172 salariés dans l’attente d’être conservés
Selon le directeur général du groupe, Karl Pfaff, le réseau OOH européen de GLS dépassait, fin avril 2026, les 140 000 points relais et consignes, soit une croissance de 42 % sur un an. Plus largement, le rachat permet aussi à GLS d’étendre son réseau hors domicile en Europe, notamment en multipliant les points relais et consignes afin de soutenir la croissance à long terme du e-commerce.
Relais Colis affirme de son côté avoir « fait le maximum pour préserver le plus d’emplois », mais n’a toutefois pas laissé savoir si ses 172 salariés allaient être conservés. Une information que l’entreprise devrait probablement garder pour la réunion du comité social et économique (CSE) qui a lieu ce mardi 26 mai.

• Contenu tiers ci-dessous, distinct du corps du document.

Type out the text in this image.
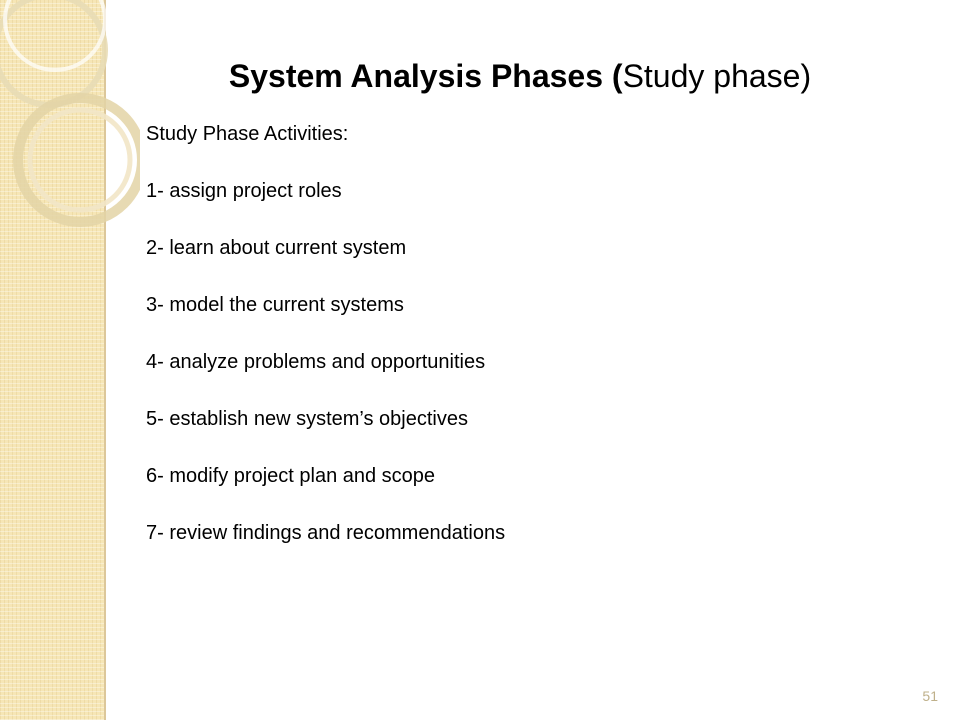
System Analysis Phases (Study phase)

Study Phase Activities:

1- assign project roles

2- learn about current system

3- model the current systems

4- analyze problems and opportunities

5- establish new system’s objectives

6- modify project plan and scope

7- review findings and recommendations

51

D’après des informations de l’AFP, seulement 96 collaborateurs de l’entreprise seront gardés au sein de l’entreprise, dont 40 employés par GLS, 30 employés par JP Home, 9 employés par Mondial Relay et 17 personnes par l’entreprise Ciblex, filiale du groupe Walden.
Relais Colis sur une pente glissante depuis trois ans
Dans la décision rendue publique à propos du redressement judiciaire, Relais Colis avait fait état d’un « contexte économique défavorable », notamment dû à la crise sanitaire liée au Covid-19. « Le segment du petit colis n’a enregistré qu’une croissance modérée limitée à 3 ou 4 % », rapporte l’entreprise, une performance qui « s’est révélée insuffisante pour absorber les coûts d’exploitation », relevait-elle.
En seulement trois ans, Relais Colis a perdu en tout 18 % de son chiffre d’affaires, en passant de 149,3 millions d’euros en 2021 à 121,63 millions d’euros en 2024. Fondée en 1969 en tant que société de livraison de colis à domicile pour La Redoute, qui souhaitait réduire sa dépendance envers La Poste, Relais Colis a créé, à partir de 1983, un réseau de livraison de colis en commerces de proximité. Rachetée en 2015 au groupe Kering, l’entreprise a ensuite été utilisée par de grands commerçants en ligne en France comme Amazon, Vinted ou encore Cdiscount, allant jusqu’à revendiquer 45 millions de colis livrés par an.